Please refer to our Guide compatibility to flash your jetson board.

At the moment I can’t update my Jetson’s. I will have to continue using DeepStream6.2.

The second video was obtained from a camera at 5FPS, it is at 30FPS because it is configured that way, but if you look closely you can see that the speed of the plates is much higher compared to the first video. And also, the distance between the same plate is greater from one frame to the next.

I did some tests using the camera directly and confirmed that the problem is the FPS of the video, when the camera is at 30FPS the BBOXs come out correctly, but when I change to 5FPS they become displaced. I did a lot of tests with the same plates and just changing the FPS of the camera.
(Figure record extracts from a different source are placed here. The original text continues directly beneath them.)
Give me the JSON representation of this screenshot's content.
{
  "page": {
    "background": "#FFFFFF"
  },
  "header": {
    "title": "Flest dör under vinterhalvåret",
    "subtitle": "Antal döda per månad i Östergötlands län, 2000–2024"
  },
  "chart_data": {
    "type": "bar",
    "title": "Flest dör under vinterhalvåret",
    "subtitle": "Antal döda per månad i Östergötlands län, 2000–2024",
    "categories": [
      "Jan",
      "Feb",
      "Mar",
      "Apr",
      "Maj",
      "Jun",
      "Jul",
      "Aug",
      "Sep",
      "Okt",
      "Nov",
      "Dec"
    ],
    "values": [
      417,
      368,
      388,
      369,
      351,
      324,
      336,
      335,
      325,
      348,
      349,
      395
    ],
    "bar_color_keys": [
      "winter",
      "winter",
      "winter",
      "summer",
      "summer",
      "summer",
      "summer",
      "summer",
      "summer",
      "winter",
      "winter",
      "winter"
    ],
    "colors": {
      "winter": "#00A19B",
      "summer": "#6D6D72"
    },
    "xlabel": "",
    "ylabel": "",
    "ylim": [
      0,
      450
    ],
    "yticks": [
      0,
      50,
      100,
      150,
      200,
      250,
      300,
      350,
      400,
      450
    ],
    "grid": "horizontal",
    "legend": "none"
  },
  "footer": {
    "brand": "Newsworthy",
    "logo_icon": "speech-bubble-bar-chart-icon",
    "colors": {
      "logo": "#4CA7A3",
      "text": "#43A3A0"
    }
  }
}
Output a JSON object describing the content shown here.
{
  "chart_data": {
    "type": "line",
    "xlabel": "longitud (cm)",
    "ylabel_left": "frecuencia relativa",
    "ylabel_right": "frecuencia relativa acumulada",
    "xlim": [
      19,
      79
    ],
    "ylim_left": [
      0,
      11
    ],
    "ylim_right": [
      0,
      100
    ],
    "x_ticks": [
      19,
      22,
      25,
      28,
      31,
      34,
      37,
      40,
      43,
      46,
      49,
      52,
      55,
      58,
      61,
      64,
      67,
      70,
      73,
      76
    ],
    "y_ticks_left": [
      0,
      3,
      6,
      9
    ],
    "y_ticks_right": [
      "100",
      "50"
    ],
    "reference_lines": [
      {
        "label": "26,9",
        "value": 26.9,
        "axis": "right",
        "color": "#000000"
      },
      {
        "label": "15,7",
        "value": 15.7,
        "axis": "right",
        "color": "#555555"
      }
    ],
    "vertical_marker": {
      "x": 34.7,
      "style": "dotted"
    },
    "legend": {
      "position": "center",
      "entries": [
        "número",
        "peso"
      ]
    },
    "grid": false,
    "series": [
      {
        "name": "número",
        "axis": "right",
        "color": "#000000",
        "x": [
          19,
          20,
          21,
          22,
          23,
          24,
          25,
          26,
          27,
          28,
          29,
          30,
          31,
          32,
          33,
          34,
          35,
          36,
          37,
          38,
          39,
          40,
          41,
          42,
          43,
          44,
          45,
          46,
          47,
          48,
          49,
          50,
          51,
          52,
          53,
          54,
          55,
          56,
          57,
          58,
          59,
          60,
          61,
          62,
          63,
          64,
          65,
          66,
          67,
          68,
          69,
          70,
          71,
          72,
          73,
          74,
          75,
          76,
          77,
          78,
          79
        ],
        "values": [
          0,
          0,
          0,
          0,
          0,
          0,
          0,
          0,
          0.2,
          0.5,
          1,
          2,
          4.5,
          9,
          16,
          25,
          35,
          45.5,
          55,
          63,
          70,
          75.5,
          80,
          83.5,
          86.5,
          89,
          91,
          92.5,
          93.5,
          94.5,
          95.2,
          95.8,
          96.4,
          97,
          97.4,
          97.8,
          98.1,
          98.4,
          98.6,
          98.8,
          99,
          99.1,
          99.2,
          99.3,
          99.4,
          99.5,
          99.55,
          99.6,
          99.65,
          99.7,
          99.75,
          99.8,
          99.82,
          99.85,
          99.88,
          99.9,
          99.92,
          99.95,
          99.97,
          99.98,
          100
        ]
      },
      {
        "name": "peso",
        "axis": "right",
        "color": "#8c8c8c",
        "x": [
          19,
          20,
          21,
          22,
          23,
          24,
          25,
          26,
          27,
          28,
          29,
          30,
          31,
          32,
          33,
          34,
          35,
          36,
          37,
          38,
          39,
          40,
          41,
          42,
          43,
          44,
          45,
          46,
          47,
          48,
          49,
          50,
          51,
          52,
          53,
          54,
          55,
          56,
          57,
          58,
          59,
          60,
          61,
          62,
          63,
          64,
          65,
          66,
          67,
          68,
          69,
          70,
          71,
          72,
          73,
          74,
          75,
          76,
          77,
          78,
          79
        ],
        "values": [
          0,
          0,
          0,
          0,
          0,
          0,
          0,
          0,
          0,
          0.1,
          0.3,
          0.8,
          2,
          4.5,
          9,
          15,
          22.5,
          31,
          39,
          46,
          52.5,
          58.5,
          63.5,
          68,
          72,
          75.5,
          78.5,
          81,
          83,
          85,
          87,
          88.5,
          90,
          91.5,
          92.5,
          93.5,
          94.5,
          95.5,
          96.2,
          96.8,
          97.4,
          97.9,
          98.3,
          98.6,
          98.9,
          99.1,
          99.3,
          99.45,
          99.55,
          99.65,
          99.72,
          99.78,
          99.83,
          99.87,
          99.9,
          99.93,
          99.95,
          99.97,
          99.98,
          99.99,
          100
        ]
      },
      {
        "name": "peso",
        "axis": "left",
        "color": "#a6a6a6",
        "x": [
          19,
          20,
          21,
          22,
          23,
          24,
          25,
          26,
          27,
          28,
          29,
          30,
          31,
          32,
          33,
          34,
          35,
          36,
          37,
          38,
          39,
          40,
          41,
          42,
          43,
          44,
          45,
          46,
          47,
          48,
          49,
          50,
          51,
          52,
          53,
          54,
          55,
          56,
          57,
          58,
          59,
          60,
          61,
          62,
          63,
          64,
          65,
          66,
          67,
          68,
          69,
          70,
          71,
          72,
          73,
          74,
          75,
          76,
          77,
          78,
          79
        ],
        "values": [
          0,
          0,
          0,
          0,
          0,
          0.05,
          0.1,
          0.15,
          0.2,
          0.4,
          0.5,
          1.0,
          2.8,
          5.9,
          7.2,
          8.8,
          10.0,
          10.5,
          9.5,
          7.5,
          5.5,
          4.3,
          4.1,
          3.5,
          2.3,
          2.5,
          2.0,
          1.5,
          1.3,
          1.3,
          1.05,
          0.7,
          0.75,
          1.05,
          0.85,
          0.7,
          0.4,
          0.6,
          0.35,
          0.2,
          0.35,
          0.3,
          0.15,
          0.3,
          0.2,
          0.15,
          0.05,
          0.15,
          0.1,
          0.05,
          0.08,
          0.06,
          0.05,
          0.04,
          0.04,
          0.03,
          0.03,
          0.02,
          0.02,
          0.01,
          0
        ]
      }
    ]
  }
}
Always when the camera was at 30FPS the BBOXs were correct, but when it changed to 5FPS they were displaced.
I also tested intermediate FPS values, and each time I increased the FPS, the BBOXs got closer to the correct locations. The lower the FPS, the more displaced they were.

I can’t leave the camera at 30FPS due to the computational cost of the application. Also, I didn’t find any parameter in DeepStream that has a relation between the inference and the FPS of the video. The only thing that came to mind it was something related to the tracking, because in the videos obtained at 30 FPS the variation in position from one plate to another is small between the frames, and in the videos that were obtained at 5FPS the distance from the plate between the frames is larger.

Is there any parameter that makes the inferences take into account the track of the detected objects?

No. It’s weird that I use ffmpeg command to change the fps of your video to 5fps. It works well too. This is my app config file.
app_config.txt (1.2 KB)

But how can I make the inferences correct from the camera?